No Ergodic Distribution
Consider:
\[ P = \begin{bmatrix} 0 & 1 \\ 1 & 0 \end{bmatrix} \]
i.e., switch from whatever you had.
\[ P^2 = \begin{bmatrix} 0 & 1 \\ 1 & 0 \end{bmatrix} \begin{bmatrix} 0 & 1 \\ 1 & 0 \end{bmatrix} = \begin{bmatrix} 1 & 0 \\ 0 & 1 \end{bmatrix} \]
\[ P^3 = \begin{bmatrix} 0 & 1 \\ 1 & 0 \end{bmatrix} \begin{bmatrix} 1 & 0 \\ 0 & 1 \end{bmatrix} = \begin{bmatrix} 0 & 1 \\ 1 & 0 \end{bmatrix} \]
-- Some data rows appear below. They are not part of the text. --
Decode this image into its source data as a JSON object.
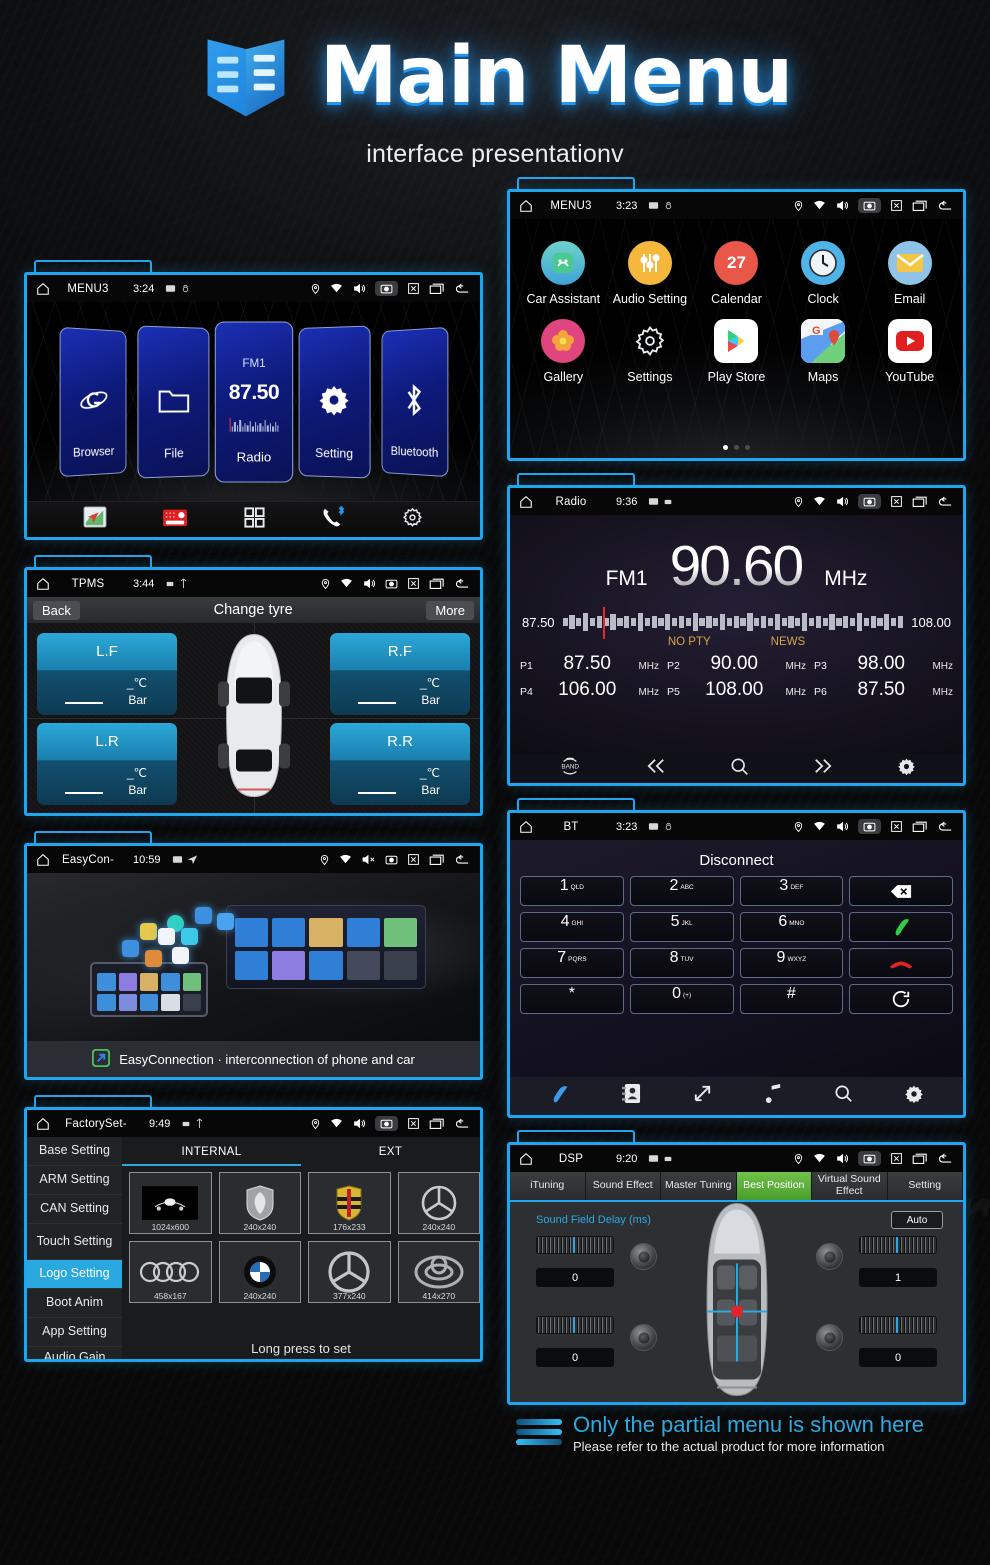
{
  "header": {
    "title": "Main Menu",
    "subtitle": "interface presentationv",
    "logo_icon": "shield-book-icon"
  },
  "statusbar_icons": [
    "home-icon",
    "location-pin-icon",
    "wifi-icon",
    "volume-icon",
    "screenshot-icon",
    "close-icon",
    "recents-icon",
    "back-icon"
  ],
  "panels": {
    "main_menu": {
      "status": {
        "app": "MENU3",
        "time": "3:24"
      },
      "cards": [
        {
          "label": "Browser",
          "icon": "browser-icon"
        },
        {
          "label": "File",
          "icon": "folder-icon"
        },
        {
          "label": "Radio",
          "icon": "radio-tuner",
          "band": "FM1",
          "freq": "87.50"
        },
        {
          "label": "Setting",
          "icon": "gear-icon"
        },
        {
          "label": "Bluetooth",
          "icon": "bluetooth-icon"
        }
      ],
      "dock": [
        "navigation-icon",
        "radio-icon",
        "apps-grid-icon",
        "bluetooth-phone-icon",
        "settings-icon"
      ]
    },
    "tpms": {
      "status": {
        "app": "TPMS",
        "time": "3:44"
      },
      "back_label": "Back",
      "title": "Change tyre",
      "more_label": "More",
      "tyres": [
        {
          "pos": "L.F",
          "temp": "_℃",
          "pressure": "Bar"
        },
        {
          "pos": "R.F",
          "temp": "_℃",
          "pressure": "Bar"
        },
        {
          "pos": "L.R",
          "temp": "_℃",
          "pressure": "Bar"
        },
        {
          "pos": "R.R",
          "temp": "_℃",
          "pressure": "Bar"
        }
      ]
    },
    "easyconnection": {
      "status": {
        "app": "EasyCon-",
        "time": "10:59"
      },
      "caption": "EasyConnection · interconnection of phone and car",
      "caption_icon": "easyconnection-icon"
    },
    "factoryset": {
      "status": {
        "app": "FactorySet-",
        "time": "9:49"
      },
      "sidebar": [
        "Base Setting",
        "ARM Setting",
        "CAN Setting",
        "Touch Setting",
        "Logo Setting",
        "Boot Anim",
        "App Setting",
        "Audio Gain Setting"
      ],
      "active_sidebar": "Logo Setting",
      "tabs": [
        "INTERNAL",
        "EXT"
      ],
      "active_tab": "INTERNAL",
      "logos": [
        {
          "name": "default-car-logo",
          "size": "1024x600"
        },
        {
          "name": "peugeot-logo",
          "size": "240x240"
        },
        {
          "name": "porsche-logo",
          "size": "176x233"
        },
        {
          "name": "mercedes-logo",
          "size": "240x240"
        },
        {
          "name": "audi-logo",
          "size": "458x167"
        },
        {
          "name": "bmw-logo",
          "size": "240x240"
        },
        {
          "name": "mercedes-logo-2",
          "size": "377x240"
        },
        {
          "name": "toyota-logo",
          "size": "414x270"
        }
      ],
      "hint": "Long press to set"
    },
    "app_grid": {
      "status": {
        "app": "MENU3",
        "time": "3:23"
      },
      "apps": [
        {
          "label": "Car Assistant",
          "icon": "car-assistant-icon",
          "color": "#49c9a7"
        },
        {
          "label": "Audio Setting",
          "icon": "sliders-icon",
          "color": "#f5b73c"
        },
        {
          "label": "Calendar",
          "icon": "calendar-icon",
          "color": "#e8574a",
          "day": "27"
        },
        {
          "label": "Clock",
          "icon": "clock-icon",
          "color": "#4fb3e8"
        },
        {
          "label": "Email",
          "icon": "email-icon",
          "color": "#f0c24a"
        },
        {
          "label": "Gallery",
          "icon": "gallery-flower-icon",
          "color": "#e0457f"
        },
        {
          "label": "Settings",
          "icon": "settings-gear-icon",
          "color": "#000000"
        },
        {
          "label": "Play Store",
          "icon": "play-store-icon",
          "color": "#ffffff"
        },
        {
          "label": "Maps",
          "icon": "maps-icon",
          "color": "#ffffff"
        },
        {
          "label": "YouTube",
          "icon": "youtube-icon",
          "color": "#ffffff"
        }
      ],
      "page_dots": 3,
      "active_dot": 1
    },
    "radio": {
      "status": {
        "app": "Radio",
        "time": "9:36"
      },
      "band": "FM1",
      "frequency": "90.60",
      "unit": "MHz",
      "scale_min": "87.50",
      "scale_max": "108.00",
      "pty": "NO PTY",
      "news": "NEWS",
      "presets": [
        {
          "id": "P1",
          "freq": "87.50",
          "unit": "MHz"
        },
        {
          "id": "P2",
          "freq": "90.00",
          "unit": "MHz"
        },
        {
          "id": "P3",
          "freq": "98.00",
          "unit": "MHz"
        },
        {
          "id": "P4",
          "freq": "106.00",
          "unit": "MHz"
        },
        {
          "id": "P5",
          "freq": "108.00",
          "unit": "MHz"
        },
        {
          "id": "P6",
          "freq": "87.50",
          "unit": "MHz"
        }
      ],
      "dock": [
        "band-icon",
        "prev-icon",
        "search-icon",
        "next-icon",
        "settings-icon"
      ]
    },
    "bluetooth": {
      "status": {
        "app": "BT",
        "time": "3:23"
      },
      "title": "Disconnect",
      "keys": [
        {
          "num": "1",
          "sub": "QLD"
        },
        {
          "num": "2",
          "sub": "ABC"
        },
        {
          "num": "3",
          "sub": "DEF"
        },
        {
          "num": "",
          "sub": "",
          "icon": "backspace-icon"
        },
        {
          "num": "4",
          "sub": "GHI"
        },
        {
          "num": "5",
          "sub": "JKL"
        },
        {
          "num": "6",
          "sub": "MNO"
        },
        {
          "num": "",
          "sub": "",
          "icon": "call-answer-icon"
        },
        {
          "num": "7",
          "sub": "PQRS"
        },
        {
          "num": "8",
          "sub": "TUV"
        },
        {
          "num": "9",
          "sub": "WXYZ"
        },
        {
          "num": "",
          "sub": "",
          "icon": "call-end-icon"
        },
        {
          "num": "*",
          "sub": ""
        },
        {
          "num": "0",
          "sub": "(+)"
        },
        {
          "num": "#",
          "sub": ""
        },
        {
          "num": "",
          "sub": "",
          "icon": "sync-icon"
        }
      ],
      "dock": [
        "dialpad-phone-icon",
        "contacts-icon",
        "call-log-icon",
        "music-icon",
        "search-icon",
        "settings-icon"
      ]
    },
    "dsp": {
      "status": {
        "app": "DSP",
        "time": "9:20"
      },
      "tabs": [
        "iTuning",
        "Sound Effect",
        "Master Tuning",
        "Best Position",
        "Virtual Sound Effect",
        "Setting"
      ],
      "active_tab": "Best Position",
      "section_label": "Sound Field Delay (ms)",
      "auto_label": "Auto",
      "delays": [
        {
          "pos": "front-left",
          "value": "0"
        },
        {
          "pos": "front-right",
          "value": "1"
        },
        {
          "pos": "rear-left",
          "value": "0"
        },
        {
          "pos": "rear-right",
          "value": "0"
        }
      ]
    }
  },
  "footer": {
    "line1": "Only the partial menu is shown here",
    "line2": "Please refer to the actual product for more information"
  },
  "colors": {
    "accent_blue": "#1ea7ef",
    "tab_green": "#4a9e2c",
    "highlight": "#2aa8e0"
  }
}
\[ P^j = \begin{cases} \begin{bmatrix} 1 & 0 \\ 0 & 1 \end{bmatrix} & \text{if } j \text{ even} \\ \begin{bmatrix} 0 & 1 \\ 1 & 0 \end{bmatrix} & \text{if } j \text{ odd} \end{cases} \]
\(\lim_{j \to \infty} P^j\) doesn’t exist in general.
Alternatively, solve \(\pi_{\infty} = \pi_{\infty} \cdot P\):
\[ \begin{bmatrix} a & 1-a \end{bmatrix} \begin{bmatrix} 0 & 1 \\ 1 & 0 \end{bmatrix} = \begin{bmatrix} a & 1-a \end{bmatrix} \]
\[ \begin{bmatrix} 1-a & a \end{bmatrix} = \begin{bmatrix} a & 1-a \end{bmatrix} \implies \pi_{\infty} = \begin{bmatrix} \frac{1}{2} & \frac{1}{2} \end{bmatrix} \]
i.e., must start out with 50/50% probability for the distribution to be stationary.